Aries (March 21- April 19): I want you to be extra this week. Extra everything. For example, don’t be afraid to really shine. The sun gives zero effs if it blinds you while it shines. Be the sun.
Taurus (April 20-May 20): I see a big move in your future. Not sure if it’s across the country to Delaware or something random like that, or if you’re finally going to figure out how to checkmate an opponent. But it’s coming.
Gemini (May 21-June 20): Now would be a good time to quit your job and go on sabbatical for the winter. But I want you to still do at least one productive-ish thing a day.
Cancer (June 21-July 22): The internet says that the very first ever coronavirus was discovered in July of 1965, making it astrologically a Cancer. What do you have to say for yourself about this?!
Leo (July 23-Aug 22): Bigfoot is the world champion of hide and seek. You are the world champion of instigating arguments in response to imagined slights. Knock it off.
Virgo (Aug 23-Sept 22): No matter what you do, your day will end with you being shot out of a cannon. Godspeed.

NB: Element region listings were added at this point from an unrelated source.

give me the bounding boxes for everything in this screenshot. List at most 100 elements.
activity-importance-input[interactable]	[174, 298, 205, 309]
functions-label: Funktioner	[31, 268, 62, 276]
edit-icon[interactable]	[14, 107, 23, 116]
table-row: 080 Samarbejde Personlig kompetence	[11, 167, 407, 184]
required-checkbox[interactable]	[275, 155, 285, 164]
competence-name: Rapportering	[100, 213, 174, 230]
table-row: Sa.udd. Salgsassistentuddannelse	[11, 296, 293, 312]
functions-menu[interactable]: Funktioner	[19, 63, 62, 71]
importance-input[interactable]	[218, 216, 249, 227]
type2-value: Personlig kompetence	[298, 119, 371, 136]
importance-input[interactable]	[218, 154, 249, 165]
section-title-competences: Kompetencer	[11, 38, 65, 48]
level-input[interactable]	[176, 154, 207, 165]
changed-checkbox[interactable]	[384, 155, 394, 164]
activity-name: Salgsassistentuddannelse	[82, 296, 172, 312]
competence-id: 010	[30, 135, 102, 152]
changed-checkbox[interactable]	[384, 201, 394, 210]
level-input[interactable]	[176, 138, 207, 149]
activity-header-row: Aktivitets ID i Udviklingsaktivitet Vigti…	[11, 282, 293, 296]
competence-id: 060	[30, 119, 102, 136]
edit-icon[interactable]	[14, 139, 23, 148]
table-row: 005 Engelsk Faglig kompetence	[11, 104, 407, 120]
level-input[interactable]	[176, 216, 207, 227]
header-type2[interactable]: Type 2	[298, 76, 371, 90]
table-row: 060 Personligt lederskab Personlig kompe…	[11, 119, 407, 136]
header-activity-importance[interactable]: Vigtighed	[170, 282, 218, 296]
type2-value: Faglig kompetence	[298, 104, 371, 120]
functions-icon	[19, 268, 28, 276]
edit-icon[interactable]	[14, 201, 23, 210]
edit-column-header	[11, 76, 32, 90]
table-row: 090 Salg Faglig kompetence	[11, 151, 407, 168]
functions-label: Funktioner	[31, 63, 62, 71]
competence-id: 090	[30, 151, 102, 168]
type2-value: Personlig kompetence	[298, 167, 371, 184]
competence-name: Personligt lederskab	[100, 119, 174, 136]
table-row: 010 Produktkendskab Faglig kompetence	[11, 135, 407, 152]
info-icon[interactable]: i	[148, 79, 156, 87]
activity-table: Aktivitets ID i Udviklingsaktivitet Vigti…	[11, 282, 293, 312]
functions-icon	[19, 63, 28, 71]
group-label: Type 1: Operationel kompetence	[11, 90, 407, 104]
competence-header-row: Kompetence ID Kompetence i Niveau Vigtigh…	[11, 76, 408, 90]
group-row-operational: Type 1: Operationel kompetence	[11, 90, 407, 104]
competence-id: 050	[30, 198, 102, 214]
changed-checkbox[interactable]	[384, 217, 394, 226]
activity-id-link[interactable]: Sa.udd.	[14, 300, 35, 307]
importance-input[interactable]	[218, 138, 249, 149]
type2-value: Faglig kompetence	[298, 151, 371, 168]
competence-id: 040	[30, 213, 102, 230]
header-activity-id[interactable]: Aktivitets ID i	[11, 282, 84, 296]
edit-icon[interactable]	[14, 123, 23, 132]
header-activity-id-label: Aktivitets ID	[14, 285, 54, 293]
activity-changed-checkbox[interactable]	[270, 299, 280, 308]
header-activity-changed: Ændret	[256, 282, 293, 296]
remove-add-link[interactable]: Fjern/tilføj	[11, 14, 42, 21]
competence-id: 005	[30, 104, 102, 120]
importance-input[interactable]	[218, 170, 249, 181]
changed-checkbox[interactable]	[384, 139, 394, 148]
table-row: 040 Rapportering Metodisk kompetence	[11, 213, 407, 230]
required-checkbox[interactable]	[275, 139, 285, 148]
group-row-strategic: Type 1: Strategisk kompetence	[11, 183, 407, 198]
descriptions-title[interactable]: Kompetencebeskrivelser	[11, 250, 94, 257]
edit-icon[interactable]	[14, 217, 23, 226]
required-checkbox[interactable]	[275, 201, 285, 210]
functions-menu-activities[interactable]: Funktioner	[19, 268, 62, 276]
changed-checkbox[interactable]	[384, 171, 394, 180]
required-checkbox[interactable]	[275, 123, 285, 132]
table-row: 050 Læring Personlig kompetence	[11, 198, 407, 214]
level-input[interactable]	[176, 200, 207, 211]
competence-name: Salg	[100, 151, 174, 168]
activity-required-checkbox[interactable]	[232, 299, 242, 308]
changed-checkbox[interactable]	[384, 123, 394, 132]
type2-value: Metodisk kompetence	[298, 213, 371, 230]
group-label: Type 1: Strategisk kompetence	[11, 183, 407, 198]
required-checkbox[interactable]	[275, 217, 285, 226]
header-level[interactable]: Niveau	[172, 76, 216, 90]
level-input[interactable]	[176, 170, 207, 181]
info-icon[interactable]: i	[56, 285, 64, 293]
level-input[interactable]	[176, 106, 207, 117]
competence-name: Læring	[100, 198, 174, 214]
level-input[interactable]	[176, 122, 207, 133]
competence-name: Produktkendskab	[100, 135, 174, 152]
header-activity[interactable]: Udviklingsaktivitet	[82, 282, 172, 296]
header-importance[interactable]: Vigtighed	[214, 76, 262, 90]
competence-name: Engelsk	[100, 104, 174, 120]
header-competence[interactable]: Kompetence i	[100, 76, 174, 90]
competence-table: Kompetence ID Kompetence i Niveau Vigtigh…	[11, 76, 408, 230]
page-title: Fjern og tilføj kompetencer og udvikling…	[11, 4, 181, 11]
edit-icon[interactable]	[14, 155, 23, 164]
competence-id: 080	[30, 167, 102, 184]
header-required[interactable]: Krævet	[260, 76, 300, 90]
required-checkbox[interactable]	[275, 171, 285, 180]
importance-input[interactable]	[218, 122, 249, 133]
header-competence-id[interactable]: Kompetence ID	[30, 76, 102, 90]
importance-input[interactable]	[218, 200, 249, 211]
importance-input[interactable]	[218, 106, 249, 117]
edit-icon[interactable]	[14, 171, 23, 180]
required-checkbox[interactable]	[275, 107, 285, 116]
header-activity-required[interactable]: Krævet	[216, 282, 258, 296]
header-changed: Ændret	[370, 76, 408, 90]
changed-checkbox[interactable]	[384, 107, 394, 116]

Libra (Sept 23-Oct 22): You know what I love about you? Your witty sarcasm and impeccable dark humor. You should teach a class.
Scorpio (Oct 23-Nov 21): I know you’ve got big decisions on your mind. How? I’m psychic. But I want you to really sit with your decisions and do all the weighing out before you act. Okay??
Sagittarius (Nov 22-Dec 21): Hey Sag...it’s almost your birthday season! Whatcha got in mind for the upcoming year? Keep it mellow, go big, hide from the world, come out to the world? I can’t wait to know what you have in mind.
Capricorn (Dec 22-Jan 19): Remember how I once told you to adopt that wonky looking senior cat from the shelter? Well you haven’t done it yet. What are you waiting for?
Aquarius (Jan 20-Feb 18): Deep Exhale. You’ve had a helluva week. But you made it through! Good job not losing your mind in the process.
Pisces (Feb 19-Mar 20): Listen little fish, it’s going to get worse before it gets better. I’m sorry to be the one to tell you. So buckle up buttercup.